"The Cult of the Mother-Goddess",
a review by Carroll Quigley in The American Anthropologist,
Vol. 62 (1960),
of a book:
THE CULT OF THE MOTHER-GODDESS: An Archaeological and Documentary Study,
by Edwin O. James.
New York: Frederick A. Praeger, 1959
"The Cult of the Mother-Goddess"
The Cult of the Mother-Goddess: An Archaeological and Documentary Study.
E. O. James.
New York: Frederick A. Praeger, 1959. 300 pp. $6.50.
The last decade has produced a large number of books on various
aspects of the Great Mother Goddess. Among these are Jean Przyluski, La Grande déesse (Paris, 1950), Robert Briffault,
The Mothers (reissued, London, 1952); Mircea Eliade, La Terre mere, et les hierogamies cosmiques (Zurich, 1954);
Uberto Pestalozza, Eterno femminine mediterraneo (Venice, 1954); Erich Neumann,
The Great Mother (New York, 1955, and O. G. S. Crawford, The Eye Goddess
(London, 1958).
Professor Edwin O. James has now added another volume to these. His
book has many merits: it is jammed with facts from archeology and written records,
supported with 766 reference notes to the scholarly literature, and has almost
no factual error. But, in a field which is over-run with untenable theories,
James avoids offering theories of his own except in a casual and implicit way.
This is doubly unfortunate since any reader experienced in this subject can see
that James' unstated theories are generally correct. Failure to state theories,
combined with lack of clear discrimination between different aspects of the
Mother Goddess Cult, a certain amount of chronological disorder, and poor
organization prevent this book from providing a clear picture of the growth and
spread of the Cult.
The eight chapters of this volume are organized about a central
core of four geographic chapters dealing with Mesopotamia-Egypt,
Palestine-Anatolia, Iran-India. and Crete-Greece. These are preceded by a
chronological chapter on the antecedents of the Goddess cult in the Palaeolithic,
Neolithic, and Bronze ages and are followed by three topical chapters on the
Magna Mater, the Madonna in Christianity, and the "Dying god." Such an
organization is not very helpful, either geographically or chronologically, and
results in a great deal of repetition. In the four geographic chapters the
evidence is assembled without any real regard for chronology, except for
incidental and unhelpful interjections of words like "earlier" or "later." As a
result, the impression is curiously old-fashioned, like reading scattered
passages from Sir James G. Frazer.
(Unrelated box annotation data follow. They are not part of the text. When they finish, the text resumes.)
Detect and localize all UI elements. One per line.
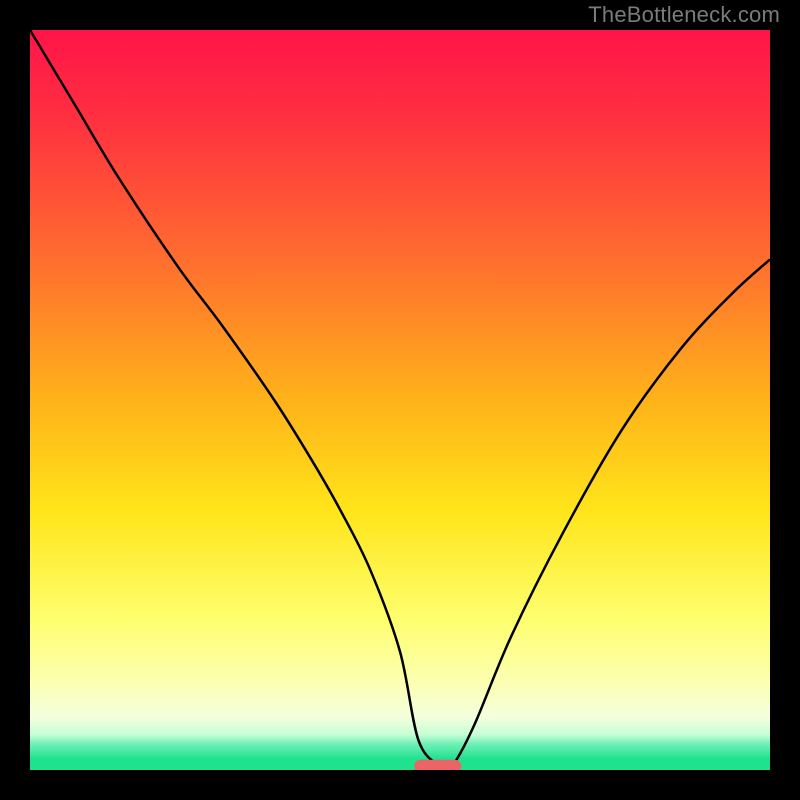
chart-frame: TheBottleneck.com <box>0 0 800 800</box>
plot-area <box>30 30 770 770</box>
gradient-background <box>30 30 770 770</box>
chart-svg <box>30 30 770 770</box>
watermark-text: TheBottleneck.com <box>588 2 780 28</box>
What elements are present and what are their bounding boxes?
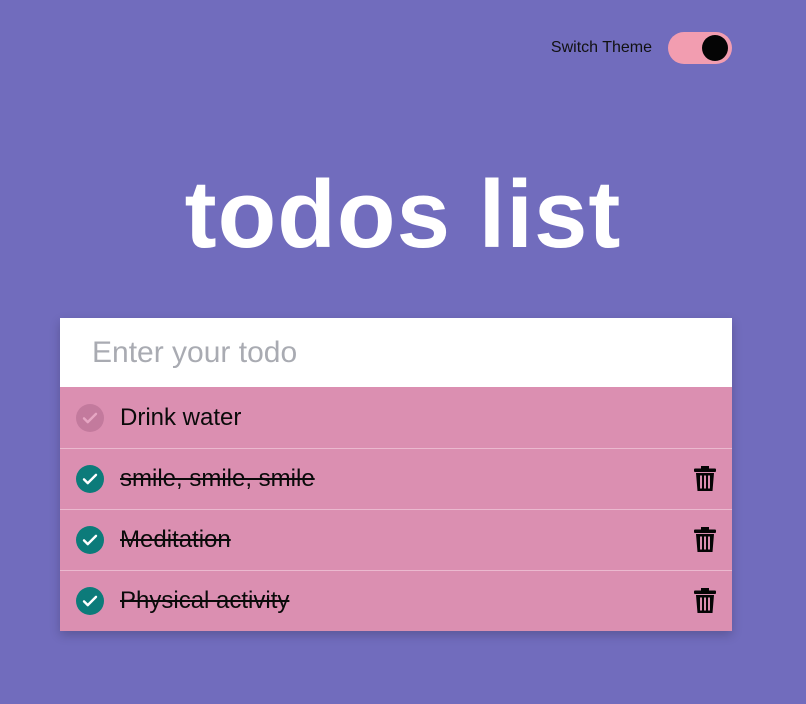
- trash-icon[interactable]: [694, 527, 716, 553]
- todo-text: Physical activity: [120, 587, 290, 614]
- todo-item: Meditation: [60, 509, 732, 570]
- trash-icon[interactable]: [694, 466, 716, 492]
- todo-item: Drink water: [60, 387, 732, 448]
- todo-text: Meditation: [120, 526, 231, 553]
- check-icon[interactable]: [76, 465, 104, 493]
- theme-switch: Switch Theme: [551, 32, 732, 64]
- trash-icon[interactable]: [694, 588, 716, 614]
- toggle-knob: [702, 35, 728, 61]
- check-icon[interactable]: [76, 526, 104, 554]
- page-title: todos list: [184, 161, 622, 268]
- theme-toggle[interactable]: [668, 32, 732, 64]
- todo-input[interactable]: [60, 318, 732, 387]
- todo-panel: Drink water smile, smile, smile Meditati…: [60, 318, 732, 631]
- todo-text: smile, smile, smile: [120, 465, 315, 492]
- check-icon[interactable]: [76, 403, 104, 432]
- theme-switch-label: Switch Theme: [550, 39, 652, 56]
- check-icon[interactable]: [76, 587, 104, 615]
- todo-item: Physical activity: [60, 570, 732, 631]
- todo-text: Drink water: [120, 403, 242, 431]
- todo-item: smile, smile, smile: [60, 448, 732, 509]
The last three chapters on the Magna Mater,
the Madonna, and the "Dying god'' are clearly out of chronological order and
repeat much of the evidence previously presented in the geographic chapters.
Chapter one, dealing with "antecedents," does little to clear up the confusions
because its three divisions in terms of Palaeolithic, Neolithic, and Bronze Age
fail to indicate the profound changes which the female cult underwent in these
three periods (from reference for the fecundity of nature to the Earth Mother to
the spouse-mother of a cyclically-dying god, and, ultimately, to a sacral
kingship).
In a field as rampant with extravagant theories as this, rigorous
definition of terms and equally rigorous chronological discrimination are
essential. Otherwise we might accept the arguments of Pestalozza that social
matriarchy and an Earth-Mother religion were prevalent in the palaeolithic
period (U. Pestalozza, "The Mediterranean matriarchate, its primordial character
in the religious atmosphere of the palaeolithic era," Diogenes No. 12, 1955, pp.
50-61).
Any book on this subject must attempt as its chief task to
establish a tentative development sequence for the various aspects of the Mother
Goddess Cult. Then the distorting forces on this development should be pointed
out. One of these distortions was the intrusion of pastoral patriarchal peoples
(Semites and Indo-Europeans) who originated on the southern and northern
grasslands and worshipped storm and sky deities. Another distortion, associated
with the cyclical process of agriculture, the dying god, and the death, burial,
and resurrection of seed, arose from the fact that the growing season in the
south depended on winter's rains, that of the north depended on summer's sun,
while that of the alluvial valleys was based on the annual flood. These points
are not explained by James and the casual references to them are confusing and
sometimes confused (pp. 48, 233). The latter can be clarified by the well-known
facts of geography, while the impact of the former has been handled well by
Raffaele Pettazzoni, notably in his La Religione nella Grecia antica (Bologna,
1921; French edition, revised, Paris, 1953).